RESUMEN
EL NUEVO DIARIO, SANTO DOMINGO. – Era tan flaco que tenía miedo de meterse en una pista de atletismo, pero a los seis meses de hacerlo se convirtió en el campeón nacional de los 100 metros.
Así de singular se inició la carrera deportiva de Gerardo Mercedes Suero Correa, el atleta más destacado del país el año pasado.
Suero Correa, un estudiante de Finanzas que vino al mundo hace 23 años, ha registrado una de las carreras más meteóricas en los anales del atletismo nacional. Cuatro años atrás -1977_ un temeroso y delgado muchacho (6-11 y 130 libras) entró temeroso a la pista del Estadio Olímpico.
Al concluir la primera prueba había impresionado de tal manera que muchos creyeron que se trataba de un corredor experto. El desconocido obtuvo un tercer lugar en una competencia donde participaron varios corredores experimentados.
A los seis meses, de su inicio, olímpico, hacia Jalapa, México, sede del Campeonato Centroamericano y del Caribe de Atletismo.
La experiencia adquirida en esa justa donde se dieron cita los más destacados velocistas del área sirvió de mucho al muchacho del club Mauricio Báez.
El tiempo fue un fiel testigo del meteórico avance de Suero Correa. El 28 de noviembre de 1980 no fue una fecha más de nuestro calendario. Ese día, el muchacho de Villa Juana puso un sello indeleble en la historia del deporte nacional.
Quebró la marca del inmortal Alberto -El Gringo- Torres en los 100 metros planos y que había permanecido intocable desde 1968. Gerardo recorrió la distancia en 10:15.
Torres tenía 10:30 El año pasado, Suero Correa y Marisela Peralta fueron los únicos atletas que representaron al país en las Olimpíadas de Moscú.
En ese magno evento se convirtió en el primer atleta criollo que ha llegado hasta las semifinales.
Un hecho significativo es que Gerardo sigue siendo el mismo muchacho humilde, cortés y amable de hace cuatro años cuando era estúdiate del tercer año del bachillerato en el liceo Juan Pablo Duarte.
“El hecho haber roto la marca la marca nacional es un reto para mí mismo para continuar avanzando. También me compromete con mis entrenadores Gringo Torres y Papo Germes, quienes han sabido guiarme para el logro de ese objetivo».
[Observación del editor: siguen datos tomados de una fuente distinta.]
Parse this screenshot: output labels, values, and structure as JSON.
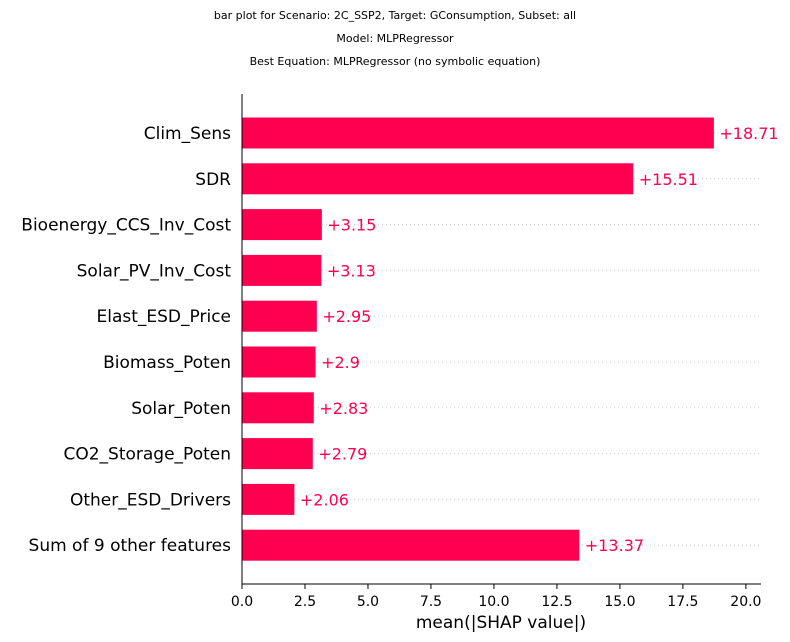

La Asociación de Cronistas Deportivos de Santo Domingo lo galardonó como al atleta más destacado de 1980.
Gerardo es el quinto hijo de Ramón Suero y Epifania Correa. «Mi madre ha sido una persona clave en mi avance deportivo. El desvelo y la preocupación ha puesto en mi preparación es algo que no se puede describir con palabras”.
¿Cómo resuelve la dualidad atleta–estudiante? «Quizás no sea un estudiante estrella, pero me considero un buen estudiante. Recuerdo que cuando un amigo me dio la noticia de que me habían elegido como el atleta del año estaba estudiando en la galería de mi casa».
Gerardo medita cada palabra como aquel que no quiere hablar más de lo necesario.
Se niega a autodescribirse como persona. Prefiere que sean otros quienes lo definan.
Es una persona preparada para aceptar las realidades de la vida. «Lo importante es competir. Uno no se puede aferrar a querer conseguir medallas, aunque siempre debe dar lo mejor de sí. Aferrarse a las cosas de mane rotunda puede ocasionar puede causar frustraciones cundo no se obtienen los resultados deseados”.
Las próximas meta de Geraldo es el VIII Campeonato Centroamericano y del Caribe de Atletismo que se efectuará en el país del 10 al 12 de julio del próximo año.